Problem B
Bad Code
Input: standard input
Output: standard output
 

In his endless attempt to keep his secret documents safe, Bob has designed yet another coding system. In this system, every character is replaced by a unique positive integer value -- which we call the code for a character. However, this system -- as expected -- is not the best in the world. So more than one plain text can result in the same encrypted string. Here are a few more notes:

• The document consists exclusively of lower-case letters.
• The code for a letter is no more than 99.
• The encrypted string does not contain more than 100 characters.
• A code may or may not be preceded by a 0 in the encrypted string (note the 2nd sample test case).

Given the codes for each character and the encrypted string, you have to find all the plain text strings in alphabetical order that produces that encrypted string.

Input

There will be no more than 500 test cases. Each test case starts with an integer N, which gives the number of unique characters in the document. Each of next N lines contains a character in the letter and its code. The last line in the test case gives the encrypted string. The last test case will have N = 0. This last test case need not be processed.

Output

For each test case, print the test case number and the possible plain texts for the given encrypted string. If there is more than 100 possible strings report only the first 100 strings. Print a blank line after the output for each test case.

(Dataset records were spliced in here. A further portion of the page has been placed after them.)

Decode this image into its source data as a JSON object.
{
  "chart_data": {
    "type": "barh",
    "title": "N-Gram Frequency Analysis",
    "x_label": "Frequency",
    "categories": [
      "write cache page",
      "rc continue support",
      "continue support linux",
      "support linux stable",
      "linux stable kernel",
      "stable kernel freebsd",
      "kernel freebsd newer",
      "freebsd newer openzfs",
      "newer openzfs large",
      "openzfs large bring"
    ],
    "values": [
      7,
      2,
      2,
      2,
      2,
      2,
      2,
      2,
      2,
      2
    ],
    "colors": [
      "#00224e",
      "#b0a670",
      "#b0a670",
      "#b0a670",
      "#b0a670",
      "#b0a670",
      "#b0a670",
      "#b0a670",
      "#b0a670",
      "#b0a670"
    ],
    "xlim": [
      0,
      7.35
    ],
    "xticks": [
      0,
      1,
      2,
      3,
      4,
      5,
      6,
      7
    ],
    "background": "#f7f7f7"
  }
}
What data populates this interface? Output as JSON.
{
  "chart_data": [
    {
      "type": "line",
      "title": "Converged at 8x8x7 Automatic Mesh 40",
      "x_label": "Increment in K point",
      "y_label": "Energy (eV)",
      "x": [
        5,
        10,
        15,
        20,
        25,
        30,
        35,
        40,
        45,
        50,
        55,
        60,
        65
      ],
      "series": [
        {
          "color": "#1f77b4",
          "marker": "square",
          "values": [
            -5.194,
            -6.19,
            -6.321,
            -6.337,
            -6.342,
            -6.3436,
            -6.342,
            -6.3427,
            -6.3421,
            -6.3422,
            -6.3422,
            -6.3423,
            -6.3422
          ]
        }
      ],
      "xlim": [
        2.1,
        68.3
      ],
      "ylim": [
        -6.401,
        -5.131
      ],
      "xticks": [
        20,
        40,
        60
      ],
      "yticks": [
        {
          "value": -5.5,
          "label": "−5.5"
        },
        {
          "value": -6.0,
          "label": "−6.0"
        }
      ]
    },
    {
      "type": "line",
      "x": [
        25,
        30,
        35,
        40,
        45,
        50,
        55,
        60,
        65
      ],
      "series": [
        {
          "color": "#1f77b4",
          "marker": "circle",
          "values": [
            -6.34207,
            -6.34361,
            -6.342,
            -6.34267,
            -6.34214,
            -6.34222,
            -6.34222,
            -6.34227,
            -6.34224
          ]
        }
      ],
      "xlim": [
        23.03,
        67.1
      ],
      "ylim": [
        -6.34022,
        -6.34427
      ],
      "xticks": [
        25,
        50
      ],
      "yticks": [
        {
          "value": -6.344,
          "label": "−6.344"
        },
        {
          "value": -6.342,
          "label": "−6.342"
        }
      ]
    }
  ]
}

Sample Input                           Output for Sample Input

5

a 12

b 1

c 2

d 3

e 23

123

2

o 10

x 1

1010101

Case #1

ad

bcd

be

Case #2

ooox

ooxx

oxox

oxxx

xoox

xoxx

xxox

xxxx

Problem setter: Sadrul Habib Chowdhury

Special Thanks: Derek Kisman, EPS

#include <stdio.h>
#include <string.h>
char letter[105], code[105][105];
char str[505], ret[505];
int mapped[105];
int cnt, n;
void dfs(int idx, int depth) {
    if(cnt >= 100)  return;
    if(str[idx] == '\0') {
        ret[depth] = '\0';
        puts(ret);
        cnt++;
        return;
    }
    int i, j, k;
    for(i = 0; i < n; i++) {
        int mm = mapped[i];
        k = idx;
        while(str[k] == '0')    k++;
        for(j = 0; code[mm][j]; j++, k++) {
            if(code[mm][j] != str[k]) {
                break;
            }
        }
        if(code[mm][j] == '\0') {
            ret[depth] = letter[i]+'a';
            dfs(k, depth+1);
        }
        if(cnt >= 100)  return;
    }
}
int main() {
    int cases = 0, i, j;
    while(scanf("%d", &n) == 1 && n) {
        memset(letter, -1, sizeof(letter));
        char s[10];
        for(i = 0; i < n; i++) {
            scanf("%s %s", s, code[i]);
            letter[s[0]-'a'] = i;
        }
        j = 0;
        for(i = 0; i < 26; i++)
            if(letter[i] != -1)
                mapped[j] = letter[i], letter[j] = i, j++;
        scanf("%s", str);
        cnt = 0;
        printf("Case #%d\n", ++cases);
        dfs(0, 0);
        puts("");
    }
    return 0;
}